The Virgin Psychics

L'eccessiva prolificità degli ultimi anni non sembra giovare a Sion Sono.

Che Sion Sono sia un regista incapace di tenere a bada i suoi istinti autoriali sul voler rimescolare costantemente il suo modo di fare cinema e che The Virgin Psychics sia il sesto film in un anno sono due fattori da tenere bene a mente.

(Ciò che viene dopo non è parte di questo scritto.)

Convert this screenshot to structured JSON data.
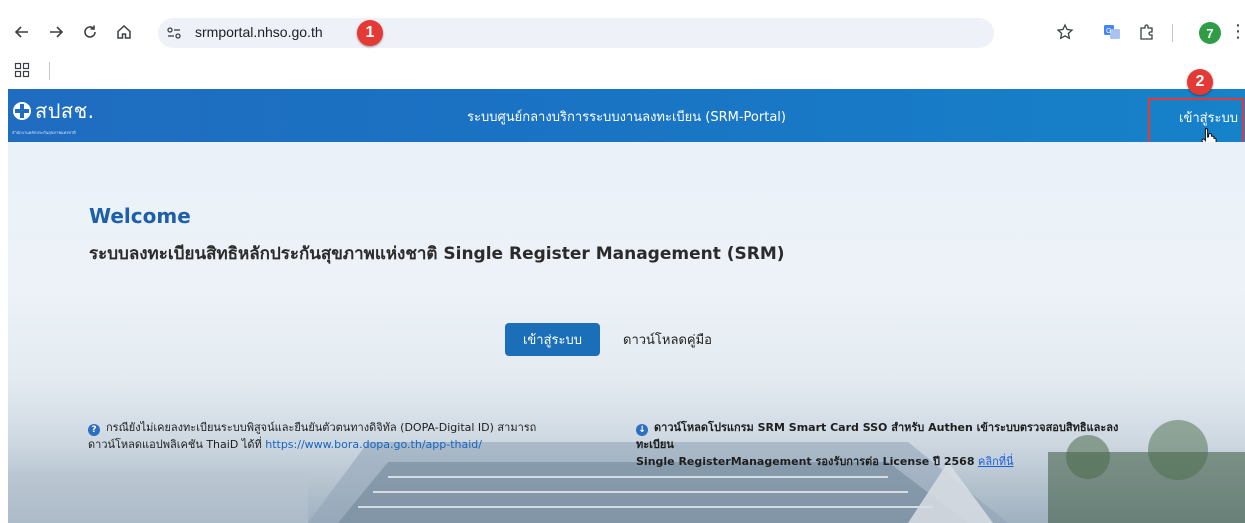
{
  "browser": {
    "url": "srmportal.nhso.go.th",
    "profile_initial": "7",
    "icons": [
      "back-arrow-icon",
      "forward-arrow-icon",
      "reload-icon",
      "home-icon",
      "site-settings-icon",
      "star-icon",
      "translate-icon",
      "extensions-icon",
      "profile-avatar",
      "more-menu-icon",
      "apps-grid-icon"
    ]
  },
  "markers": {
    "one": "1",
    "two": "2"
  },
  "header": {
    "logo_text": "สปสช.",
    "logo_sub": "สำนักงานหลักประกันสุขภาพแห่งชาติ",
    "title": "ระบบศูนย์กลางบริการระบบงานลงทะเบียน (SRM-Portal)",
    "login_label": "เข้าสู่ระบบ"
  },
  "main": {
    "welcome": "Welcome",
    "subtitle": "ระบบลงทะเบียนสิทธิหลักประกันสุขภาพแห่งชาติ Single Register Management (SRM)",
    "login_button": "เข้าสู่ระบบ",
    "manual_button": "ดาวน์โหลดคู่มือ"
  },
  "notes": {
    "left_icon": "?",
    "left_line1": "กรณียังไม่เคยลงทะเบียนระบบพิสูจน์และยืนยันตัวตนทางดิจิทัล (DOPA-Digital ID) สามารถ",
    "left_line2": "ดาวน์โหลดแอปพลิเคชัน ThaiD ได้ที่",
    "left_link": "https://www.bora.dopa.go.th/app-thaid/",
    "right_icon": "↓",
    "right_line1": "ดาวน์โหลดโปรแกรม SRM Smart Card SSO สำหรับ Authen เข้าระบบตรวจสอบสิทธิและลง",
    "right_line2": "ทะเบียน",
    "right_line3": "Single RegisterManagement รองรับการต่อ License ปี 2568",
    "right_link": "คลิกที่นี่"
  },
  "colors": {
    "header_blue": "#1a73c4",
    "accent_button": "#1a6fb8",
    "welcome_blue": "#1d5fa8",
    "marker_red": "#e53935"
  }
}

Perchè The Virgin Psychics, tratto dal manga di Kiminori Wakasugi, è un’opera frenetica, troppo, feticista, incapace di staccare lo sguardo dall’ossessione vouyeristica del protagonista, sperando di fare colpo per quasi due ore con costanti visioni di seni e culi perfetti, che possono fare sicuramente un ottimo e piacevole effetto per una trentina di minuti ma che già verso la prima ora di film ci si comincia a chiedere dove si voglia andare a parare.

La storia comincia con il botto: Yoshida (Shota Sometani) è un masturbatore incallito, ha addirittura un rapporto di amicizia con i suoi kleenex, è dedito alle sue fantasie tipiche da liceale giapponese, incastrato in una vita fatta da una madre ed un padre sessualmente attivi ed un mondo ricolmo di bellezze in gonnella. Un Giappone paradisiaco se non fosse che Yoshida è un vergine per scelta, qualcosa gli annebbia gli istinti sessuali, e scopriamo che in lui esiste un legame profondo nato con una ragazza (chissà quale) con la quale strinse un patto d’amore quando erano ancora nella pancia della madre e “vicini di pancia”. Una trama bizzarra e a sprazzi geniale, che viaggia tra slapstick comedy ed erotico. E dal nulla si finisce nel supereroistico. Si ride (all’inizio) e si rimane attratti dalle prodezze infantili di Yoshida e dai corpi altamente eccitanti della miriade di attrici buttate sullo schermo (Elaiza Ikeda, Erina Mano, Maryjun Takahashi, Ai Shinozaki, Airi Shimizu e così via), ci si incuriosisce di fronte ad una banda di eroi psichici dotati di abilità particolarmente ridicole.

Tanti buoni spunti bruciati da una regia troppo focalizzata sull’ossessione del corpo, ed uno stile live-action stucchevole. Che davvero infastidisce, perché Sion Sono è vero essere un maledetto multiforme ma qui siamo distanti anni luce dalla prepotenza evocativa di Suicide Club o Hazard. Ma se vogliamo starcene in generi e anni più recenti, è praticamente un altro regista quello di piccole perle come Tokyo Tribe. E quindi si ritorna a voler ricordare che questo è qualcosa come il quinto film in un anno.

E’ una commedia che vista con distanza e occhi di alterità occidentale incuriosisce e a tratti affascina, ma che rischia di diventare una prova di sforzo per chi non è fanatico di un determinato tipo di cinema.

Per chi conosce qualcosa di cinema giapponese, certamente, può essere simpatico beccare uno come Ken Yasuda ossessionato dai seni femminili, così come poter incasellare un altro live-action al proprio archivio da cinefili asiatici, ma troppo non torna. Un po’ X-Men, un po’ commedia alla American Pie, questa volta Sion Sono ha fatto un passo indietro.